The evaluation script has been modified slightly from prior weeks. It now contains two lists, one
has the classifiers and the other has the different training sets. This is required because 
feature selection removes columns. The `sklearn` models require the data passed to the `predict` functions 
to contain the exact same columns as the data used to train the model. 

In [None]:
test_X = test[pred_vars]
test_X_reduced = test_X.iloc[:, support]
test_y = test['label']

## Use test data to get evaluation statistics

In [None]:
# list of our models
fitted = [rf, rf_reduced]

# list of test sets for each
test_sets = [test_X, test_X_reduced]

# empty dataframe to store the results
result_table = pd.DataFrame(columns=['classifier_name', 'fpr','tpr','auc', 
                                     'log_loss', 'clf_report'])

for i in range(len(fitted)):
    # select classifier and testing data
    clf = fitted[i]
    test_ = test_sets[i]

    # print the name of the classifier
    print(clf.__class__.__name__)
    
    # get predictions
    yproba = clf.predict_proba(test_)
    yclass = clf.predict(test_)
    
    # auc information
    fpr, tpr, _ = metrics.roc_curve(test_y,  yproba[:,1])
    auc = metrics.roc_auc_score(test_y, yproba[:,1])
    
    # log loss
    log_loss = metrics.log_loss(test_y, yproba[:,1])
    
    # add some other stats based on confusion matrix
    clf_report = metrics.classification_report(test_y, yclass, digits=5)
    
    # add the results to the dataframe
    result_table = result_table.append({'classifier_name':clf.__class__.__name__,
                                        'fpr':fpr, 
                                        'tpr':tpr, 
                                        'auc':auc,
                                        'log_loss': log_loss,
                                        'clf_report': clf_report}, ignore_index=True)
#result_table.set_index('classifier_name', inplace=True)

In [None]:
for i in result_table.index:
    print('\n---- statistics for', result_table.loc[i, 'classifier_name'], "----\n")
    print(result_table.loc[i, 'clf_report'])
    print("Model AUC:", result_table.loc[i, 'auc'])
    print("Model log loss:", result_table.loc[i, 'log_loss'])

In [None]:
fig = plt.figure(figsize=(14,12))

for i in result_table.index:
    plt.plot(result_table.loc[i]['fpr'], 
             result_table.loc[i]['tpr'], 
             label="{}, AUC={:.3f}".format(result_table.loc[i]['classifier_name'], result_table.loc[i]['auc']))
    
plt.plot([0,1], [0,1], color='orange', linestyle='--')

plt.xticks(np.arange(0.0, 1.1, step=0.1))
plt.xlabel("False Positive Rate", fontsize=15)

plt.yticks(np.arange(0.0, 1.1, step=0.1))
plt.ylabel("True Positive Rate", fontsize=15)

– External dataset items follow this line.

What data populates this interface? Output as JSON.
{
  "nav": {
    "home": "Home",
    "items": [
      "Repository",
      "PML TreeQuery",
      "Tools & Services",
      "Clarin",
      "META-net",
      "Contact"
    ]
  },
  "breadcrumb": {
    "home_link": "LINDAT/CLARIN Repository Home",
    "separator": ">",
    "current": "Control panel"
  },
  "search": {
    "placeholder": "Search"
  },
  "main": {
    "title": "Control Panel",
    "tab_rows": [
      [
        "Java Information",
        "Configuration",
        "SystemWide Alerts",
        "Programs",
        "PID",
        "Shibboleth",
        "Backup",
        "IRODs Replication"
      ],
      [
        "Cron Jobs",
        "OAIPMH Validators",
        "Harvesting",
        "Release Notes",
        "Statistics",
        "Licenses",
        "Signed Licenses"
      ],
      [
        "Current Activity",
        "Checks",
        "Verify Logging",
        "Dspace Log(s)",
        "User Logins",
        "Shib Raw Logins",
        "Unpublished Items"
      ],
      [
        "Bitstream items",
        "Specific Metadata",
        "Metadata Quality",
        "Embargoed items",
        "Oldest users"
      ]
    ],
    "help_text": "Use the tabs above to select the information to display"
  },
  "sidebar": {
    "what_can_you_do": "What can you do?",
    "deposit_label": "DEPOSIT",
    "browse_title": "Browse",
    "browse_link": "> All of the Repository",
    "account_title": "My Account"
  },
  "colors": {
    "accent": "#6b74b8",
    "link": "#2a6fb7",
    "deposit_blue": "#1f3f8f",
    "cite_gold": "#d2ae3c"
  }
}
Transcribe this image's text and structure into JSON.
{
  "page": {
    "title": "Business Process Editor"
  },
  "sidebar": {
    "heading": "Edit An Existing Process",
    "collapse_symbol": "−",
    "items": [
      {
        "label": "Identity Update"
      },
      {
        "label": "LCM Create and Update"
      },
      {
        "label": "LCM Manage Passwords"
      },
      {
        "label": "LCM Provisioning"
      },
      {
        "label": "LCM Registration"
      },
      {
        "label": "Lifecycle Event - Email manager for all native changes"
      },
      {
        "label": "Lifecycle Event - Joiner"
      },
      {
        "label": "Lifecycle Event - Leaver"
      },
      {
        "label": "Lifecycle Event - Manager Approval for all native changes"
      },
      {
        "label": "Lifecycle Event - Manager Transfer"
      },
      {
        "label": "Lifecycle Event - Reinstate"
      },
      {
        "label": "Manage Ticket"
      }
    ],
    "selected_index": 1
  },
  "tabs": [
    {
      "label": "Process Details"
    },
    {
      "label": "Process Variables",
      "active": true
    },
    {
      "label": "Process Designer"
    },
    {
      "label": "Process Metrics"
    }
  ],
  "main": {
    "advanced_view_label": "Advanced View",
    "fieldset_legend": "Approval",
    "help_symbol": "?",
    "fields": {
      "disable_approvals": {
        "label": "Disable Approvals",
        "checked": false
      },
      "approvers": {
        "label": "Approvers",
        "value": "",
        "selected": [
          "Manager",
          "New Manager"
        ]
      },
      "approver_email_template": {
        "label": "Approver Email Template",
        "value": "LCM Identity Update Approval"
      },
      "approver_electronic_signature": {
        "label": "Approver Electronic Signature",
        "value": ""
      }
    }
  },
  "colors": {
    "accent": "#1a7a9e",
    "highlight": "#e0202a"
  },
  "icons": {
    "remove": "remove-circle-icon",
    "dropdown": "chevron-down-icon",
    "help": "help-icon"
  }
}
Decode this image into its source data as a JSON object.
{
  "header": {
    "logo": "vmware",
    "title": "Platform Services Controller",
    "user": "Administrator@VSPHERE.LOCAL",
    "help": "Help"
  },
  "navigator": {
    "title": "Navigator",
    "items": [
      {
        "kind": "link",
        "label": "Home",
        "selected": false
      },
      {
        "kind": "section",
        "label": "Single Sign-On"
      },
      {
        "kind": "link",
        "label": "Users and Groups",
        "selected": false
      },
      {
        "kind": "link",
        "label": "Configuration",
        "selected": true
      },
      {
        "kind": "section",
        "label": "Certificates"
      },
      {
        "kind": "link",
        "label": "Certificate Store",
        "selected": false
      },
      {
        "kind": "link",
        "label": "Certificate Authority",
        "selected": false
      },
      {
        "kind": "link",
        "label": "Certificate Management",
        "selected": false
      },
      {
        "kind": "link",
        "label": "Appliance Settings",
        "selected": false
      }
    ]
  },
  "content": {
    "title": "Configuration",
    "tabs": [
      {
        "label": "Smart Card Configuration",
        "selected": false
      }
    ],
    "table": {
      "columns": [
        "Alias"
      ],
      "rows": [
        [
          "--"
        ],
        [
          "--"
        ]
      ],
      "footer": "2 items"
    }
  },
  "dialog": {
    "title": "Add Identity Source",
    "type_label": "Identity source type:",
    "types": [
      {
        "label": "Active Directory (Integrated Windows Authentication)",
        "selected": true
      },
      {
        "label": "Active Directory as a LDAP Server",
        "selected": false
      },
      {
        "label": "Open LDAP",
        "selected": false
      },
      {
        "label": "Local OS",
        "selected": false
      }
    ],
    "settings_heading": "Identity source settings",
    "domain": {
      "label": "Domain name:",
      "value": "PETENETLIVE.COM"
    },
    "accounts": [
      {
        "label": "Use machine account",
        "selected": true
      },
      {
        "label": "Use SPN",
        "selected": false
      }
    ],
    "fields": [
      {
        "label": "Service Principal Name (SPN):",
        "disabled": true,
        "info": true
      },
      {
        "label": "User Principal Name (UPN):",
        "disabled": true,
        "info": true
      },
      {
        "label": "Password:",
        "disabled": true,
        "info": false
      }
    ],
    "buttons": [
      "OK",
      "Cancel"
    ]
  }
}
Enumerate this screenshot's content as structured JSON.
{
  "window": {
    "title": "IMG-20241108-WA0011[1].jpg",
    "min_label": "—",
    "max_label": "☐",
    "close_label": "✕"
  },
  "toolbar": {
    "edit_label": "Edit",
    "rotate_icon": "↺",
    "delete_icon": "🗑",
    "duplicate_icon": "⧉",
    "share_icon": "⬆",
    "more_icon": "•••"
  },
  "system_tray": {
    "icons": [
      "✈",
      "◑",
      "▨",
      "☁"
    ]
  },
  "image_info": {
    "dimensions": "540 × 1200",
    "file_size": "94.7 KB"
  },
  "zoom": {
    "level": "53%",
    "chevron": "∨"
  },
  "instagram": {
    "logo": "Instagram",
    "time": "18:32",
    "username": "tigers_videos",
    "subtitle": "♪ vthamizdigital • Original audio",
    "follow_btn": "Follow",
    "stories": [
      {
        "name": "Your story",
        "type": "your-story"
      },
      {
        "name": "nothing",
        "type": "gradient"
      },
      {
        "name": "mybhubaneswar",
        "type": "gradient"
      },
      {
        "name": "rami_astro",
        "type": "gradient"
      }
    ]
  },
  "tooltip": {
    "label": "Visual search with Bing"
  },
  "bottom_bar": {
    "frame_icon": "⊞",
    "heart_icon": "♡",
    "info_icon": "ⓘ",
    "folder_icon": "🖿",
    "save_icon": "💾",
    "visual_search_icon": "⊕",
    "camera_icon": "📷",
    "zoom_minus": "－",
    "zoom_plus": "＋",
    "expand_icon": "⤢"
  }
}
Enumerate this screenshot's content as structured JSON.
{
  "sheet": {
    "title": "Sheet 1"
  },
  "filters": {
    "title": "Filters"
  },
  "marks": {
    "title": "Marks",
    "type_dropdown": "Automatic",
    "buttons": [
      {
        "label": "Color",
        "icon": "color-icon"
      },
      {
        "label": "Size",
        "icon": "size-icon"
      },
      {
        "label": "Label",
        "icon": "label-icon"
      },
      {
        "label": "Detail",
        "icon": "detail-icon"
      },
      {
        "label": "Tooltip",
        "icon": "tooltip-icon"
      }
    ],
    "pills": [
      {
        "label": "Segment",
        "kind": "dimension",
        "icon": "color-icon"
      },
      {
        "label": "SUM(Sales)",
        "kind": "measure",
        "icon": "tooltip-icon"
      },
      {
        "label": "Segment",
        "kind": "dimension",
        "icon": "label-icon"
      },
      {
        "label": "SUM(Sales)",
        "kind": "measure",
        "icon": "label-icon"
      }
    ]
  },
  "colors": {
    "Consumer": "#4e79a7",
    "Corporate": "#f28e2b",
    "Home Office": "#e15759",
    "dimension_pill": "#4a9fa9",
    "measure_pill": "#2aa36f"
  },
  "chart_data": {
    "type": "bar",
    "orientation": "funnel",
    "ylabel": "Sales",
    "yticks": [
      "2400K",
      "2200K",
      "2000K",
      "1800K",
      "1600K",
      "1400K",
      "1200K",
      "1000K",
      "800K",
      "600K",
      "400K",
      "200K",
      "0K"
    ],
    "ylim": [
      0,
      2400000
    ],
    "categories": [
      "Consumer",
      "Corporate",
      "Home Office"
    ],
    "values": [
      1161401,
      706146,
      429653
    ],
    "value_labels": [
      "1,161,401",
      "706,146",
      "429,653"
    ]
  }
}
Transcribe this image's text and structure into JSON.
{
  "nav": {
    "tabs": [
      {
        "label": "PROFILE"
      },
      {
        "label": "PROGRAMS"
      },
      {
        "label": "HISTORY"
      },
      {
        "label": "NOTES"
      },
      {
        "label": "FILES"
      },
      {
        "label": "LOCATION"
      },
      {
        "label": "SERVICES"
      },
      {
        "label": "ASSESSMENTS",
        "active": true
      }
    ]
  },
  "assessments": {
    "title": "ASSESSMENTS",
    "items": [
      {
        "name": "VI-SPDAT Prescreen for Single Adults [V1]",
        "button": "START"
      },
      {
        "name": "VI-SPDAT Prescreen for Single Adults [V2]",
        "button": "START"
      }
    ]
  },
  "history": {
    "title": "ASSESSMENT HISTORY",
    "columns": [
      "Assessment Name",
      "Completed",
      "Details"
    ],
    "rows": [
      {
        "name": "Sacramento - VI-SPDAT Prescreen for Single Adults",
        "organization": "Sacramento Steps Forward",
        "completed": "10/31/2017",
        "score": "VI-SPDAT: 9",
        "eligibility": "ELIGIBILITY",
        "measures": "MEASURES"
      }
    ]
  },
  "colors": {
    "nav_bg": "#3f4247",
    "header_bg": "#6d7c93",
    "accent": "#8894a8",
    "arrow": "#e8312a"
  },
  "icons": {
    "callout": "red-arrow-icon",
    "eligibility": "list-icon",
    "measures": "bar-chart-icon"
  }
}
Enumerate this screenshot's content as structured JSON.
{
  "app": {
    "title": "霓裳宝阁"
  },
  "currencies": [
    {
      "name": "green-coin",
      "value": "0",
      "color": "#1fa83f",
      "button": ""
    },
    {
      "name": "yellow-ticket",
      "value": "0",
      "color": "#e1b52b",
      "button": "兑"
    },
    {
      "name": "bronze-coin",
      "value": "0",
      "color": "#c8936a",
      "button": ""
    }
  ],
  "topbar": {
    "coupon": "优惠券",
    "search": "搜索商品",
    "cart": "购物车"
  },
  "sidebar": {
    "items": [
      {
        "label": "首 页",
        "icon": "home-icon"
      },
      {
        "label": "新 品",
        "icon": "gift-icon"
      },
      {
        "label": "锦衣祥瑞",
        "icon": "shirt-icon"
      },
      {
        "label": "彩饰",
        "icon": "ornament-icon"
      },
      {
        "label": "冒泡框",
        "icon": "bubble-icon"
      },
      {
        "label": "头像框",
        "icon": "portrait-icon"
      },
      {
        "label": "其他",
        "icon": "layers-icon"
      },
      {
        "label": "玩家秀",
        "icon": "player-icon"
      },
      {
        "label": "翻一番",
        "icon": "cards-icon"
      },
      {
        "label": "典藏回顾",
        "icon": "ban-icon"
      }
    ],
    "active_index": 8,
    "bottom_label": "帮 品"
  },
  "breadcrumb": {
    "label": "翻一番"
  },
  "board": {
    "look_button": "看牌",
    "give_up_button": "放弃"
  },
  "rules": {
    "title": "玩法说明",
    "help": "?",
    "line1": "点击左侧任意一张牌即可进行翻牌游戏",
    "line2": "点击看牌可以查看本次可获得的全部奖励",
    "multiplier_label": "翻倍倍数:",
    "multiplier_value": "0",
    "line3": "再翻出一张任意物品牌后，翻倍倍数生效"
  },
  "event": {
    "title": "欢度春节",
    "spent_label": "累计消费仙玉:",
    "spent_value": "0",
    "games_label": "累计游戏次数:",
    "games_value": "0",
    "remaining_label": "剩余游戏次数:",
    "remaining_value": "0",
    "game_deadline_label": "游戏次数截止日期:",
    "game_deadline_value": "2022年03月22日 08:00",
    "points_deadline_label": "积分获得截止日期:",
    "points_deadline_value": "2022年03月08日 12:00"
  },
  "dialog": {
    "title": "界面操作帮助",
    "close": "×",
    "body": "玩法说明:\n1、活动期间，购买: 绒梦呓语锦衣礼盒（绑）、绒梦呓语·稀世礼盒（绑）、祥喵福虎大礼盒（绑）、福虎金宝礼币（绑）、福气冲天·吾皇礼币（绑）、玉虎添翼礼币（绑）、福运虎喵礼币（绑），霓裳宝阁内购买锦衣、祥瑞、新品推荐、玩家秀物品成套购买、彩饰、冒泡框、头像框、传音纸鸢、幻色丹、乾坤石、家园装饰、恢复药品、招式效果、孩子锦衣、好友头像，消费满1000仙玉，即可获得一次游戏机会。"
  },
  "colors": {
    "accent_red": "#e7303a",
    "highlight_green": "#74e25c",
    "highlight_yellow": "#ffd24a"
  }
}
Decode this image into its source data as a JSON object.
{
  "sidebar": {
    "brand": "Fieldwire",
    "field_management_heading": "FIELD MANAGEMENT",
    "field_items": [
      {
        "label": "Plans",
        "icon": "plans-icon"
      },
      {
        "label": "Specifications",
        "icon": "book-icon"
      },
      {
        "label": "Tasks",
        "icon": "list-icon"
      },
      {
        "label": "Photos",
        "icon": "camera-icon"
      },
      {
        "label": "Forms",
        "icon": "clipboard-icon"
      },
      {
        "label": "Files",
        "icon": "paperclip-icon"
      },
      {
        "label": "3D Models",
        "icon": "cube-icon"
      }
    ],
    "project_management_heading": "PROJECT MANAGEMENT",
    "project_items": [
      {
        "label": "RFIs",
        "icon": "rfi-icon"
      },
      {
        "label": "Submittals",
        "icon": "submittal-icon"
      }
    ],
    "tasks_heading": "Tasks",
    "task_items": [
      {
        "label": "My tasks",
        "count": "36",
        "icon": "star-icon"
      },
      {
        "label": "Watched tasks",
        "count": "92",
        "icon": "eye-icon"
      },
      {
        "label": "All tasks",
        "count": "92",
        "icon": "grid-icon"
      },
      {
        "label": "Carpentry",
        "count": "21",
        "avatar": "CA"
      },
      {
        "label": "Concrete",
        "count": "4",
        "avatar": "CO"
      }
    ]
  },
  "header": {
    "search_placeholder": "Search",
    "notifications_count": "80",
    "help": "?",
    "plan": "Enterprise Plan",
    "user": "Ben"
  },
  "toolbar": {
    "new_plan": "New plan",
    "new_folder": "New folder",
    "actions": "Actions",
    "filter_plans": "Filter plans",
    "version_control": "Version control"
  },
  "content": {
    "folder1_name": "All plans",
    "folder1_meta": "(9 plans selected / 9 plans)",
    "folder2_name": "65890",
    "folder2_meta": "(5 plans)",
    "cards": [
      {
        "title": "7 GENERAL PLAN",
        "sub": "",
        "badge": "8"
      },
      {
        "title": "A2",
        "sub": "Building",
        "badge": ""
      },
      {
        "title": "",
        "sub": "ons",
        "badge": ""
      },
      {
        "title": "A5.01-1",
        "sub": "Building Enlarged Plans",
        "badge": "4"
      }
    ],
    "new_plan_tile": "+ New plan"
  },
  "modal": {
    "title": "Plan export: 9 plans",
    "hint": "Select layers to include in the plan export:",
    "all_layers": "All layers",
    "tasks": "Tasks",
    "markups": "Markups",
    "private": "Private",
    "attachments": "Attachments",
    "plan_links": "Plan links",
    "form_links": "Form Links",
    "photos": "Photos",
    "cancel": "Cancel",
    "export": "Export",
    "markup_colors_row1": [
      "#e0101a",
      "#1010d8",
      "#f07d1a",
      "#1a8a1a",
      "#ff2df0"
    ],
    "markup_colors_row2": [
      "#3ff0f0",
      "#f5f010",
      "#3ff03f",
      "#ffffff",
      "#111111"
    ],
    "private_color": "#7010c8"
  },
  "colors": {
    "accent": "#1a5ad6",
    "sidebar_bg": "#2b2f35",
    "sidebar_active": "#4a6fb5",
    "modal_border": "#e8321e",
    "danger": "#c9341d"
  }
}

plt.title('ROC Curve Analysis', fontweight='bold', fontsize=15)
plt.legend(prop={'size':13}, loc='lower right')

plt.show()

# Exercises
1. Use a Decision Tree as the initial classifier (before the `SelectFromModel` cell). How many important feature are there?
 Answer : 37
2. Try feature selection using the `SelectKBest()` method
   [documented here](https://scikit-learn.org/stable/modules/generated/sklearn.feature_selection.SelectKBest.html#sklearn.feature_selection.SelectKBest). Re-run the training and evaluation process. Do the features chosen with this method work better or worse than using
   all variables or those chosen with the `SelectFromModel()` method? 
   Answser It ran better because SelectfromModel selected tht best two features 

# Extra
The evaluation script is somewhat cumbersome, especially with two lists (one for models and one for test data subsets). Simplify the evaluation script and put it into a function.